Aluminium stand As the case does not provide a stand function anymore, I bought a separate stand.  Again I have made a few tries.  My first attempt was an elegant aluminium folding stand from Amazon, which looks and feels very classy, and cost only £12.99 including delivery.  Something very like this is available from the Apple store, for £39.99, so this was something of a bargain.  Sadly, despite it’s elegance, it also weighed too much – around 300g also.

Arkon folding stand I finally  settled on something less pretty, but way lighter, at under 100g, and very practical.  This Arkon plastic folding stand from Amazon cost around £15 including shipping and is recommended – with lots of different positions for the tablet, low weight and folded size, and excellent stability.

Transformer PS An additional USB charger and cable is a good idea – these have now finally become available from Asus via their web store at a rather steep £29.99 including postage.  The Transformer charger turns out to run at something like 11 volts, and uses USB3 pins, so your normal run-of-the mill 5 volt USB charger, will not charge it, and neither will your PC’s USB socket.  This accessory is not essential, but useful if your main charger or cable gets damaged, or if you want two charging points.

USB3 cable The only other item I have bought specifically for this tablet is a 2m USB3 extension cable, also from Amazon, to enable me to charge the thing and use it at the same time.

 

Comparison to the iPad2

As I mentioned in the second post of this series, I have a built-in aversion to Apple products.  This is a personal thing – and I am not suggesting for a second that anyone else should have the same prejudices.  But that aversion informed my review of the Asus Transformer, and prompted the (e.y.h.o.a) comparisons along the way.  At the start of the review I was aware of a few areas where the Transformer had an edge.  To my surprise, as I went through the detail, I found dozens of examples of functions that I wanted or used that were superior on Android or the Transformer to the iPad.  That I have to say was a surprise to me.

In fact in some areas Apple is scrambling to catch up with Android.  Early disclosures have indicated that IOS 5 will have multi-tasking, notifications, over-the-air (OTA) system updates, and possibly even widgets – all features Android users have enjoyed from day one.  And that illustrates the point that this technology is a moving target.  All I can say is that from a direct comparison of both devices, and for the application usage I have outlined in the past few posts, the Asus Transformer is a far superior offering to the iPad2.  Providing of course, you are reasonably skilled, and are prepared to set up the device properly.

Which model?

Currently you can get the Transformer in 16GB or 32 GB wi-fi only variants, with or without a keyboard in the package.  A 3G version is not yet available, although it is rumoured to be coming.

Now some may say I have left out a key iPad2 advantage of actually providing 3G support  at the top end of the range.
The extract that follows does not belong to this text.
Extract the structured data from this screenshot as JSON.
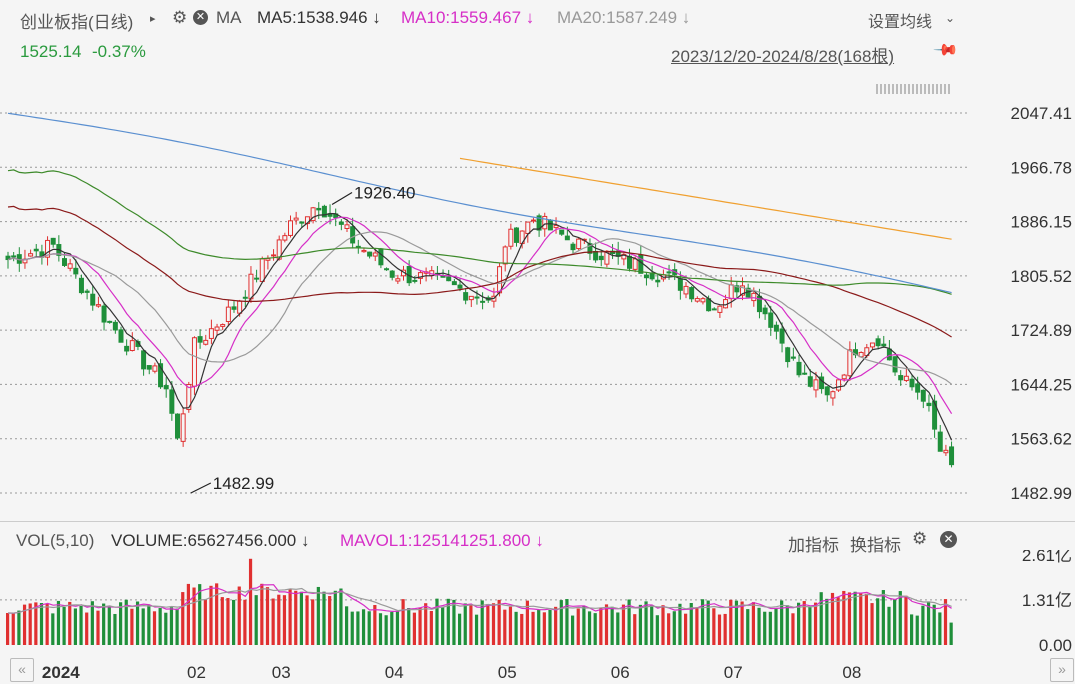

However, if you own a modern Android phone, ideally unlocked, you can use it in tethered mode, i.e. acting as a 3G router for attached wi-fi devices.  This is not possible on iPhones without jailbreaking them (e.y.h.o.a). Since I never go out without the ‘droid phone, I am able to use this facility to connect the Transformer.  This has the additional benefit that I use a single low-cost data data plan, as opposed to one for the phone and one for the tablet.

For me then, the ideal model of the Transformer is the cheapest, 16GB version.  A 32 GB microSD card an be added for very little money, and I don’t use the keyboard enough to make it worth the extra cost. It’s currently available at Amazon for £349, or £50 less than the iPad2 for what I consider to be a better product.

Note: I have used links to Amazon for many of these these items mostly because eBay links are short-lived, and there are usually equivalent Amazon products in the US and UK stores.  I have no connection, paid or otherwise  to Amazon, other than having helped them get rich by being a customer (since 1999!).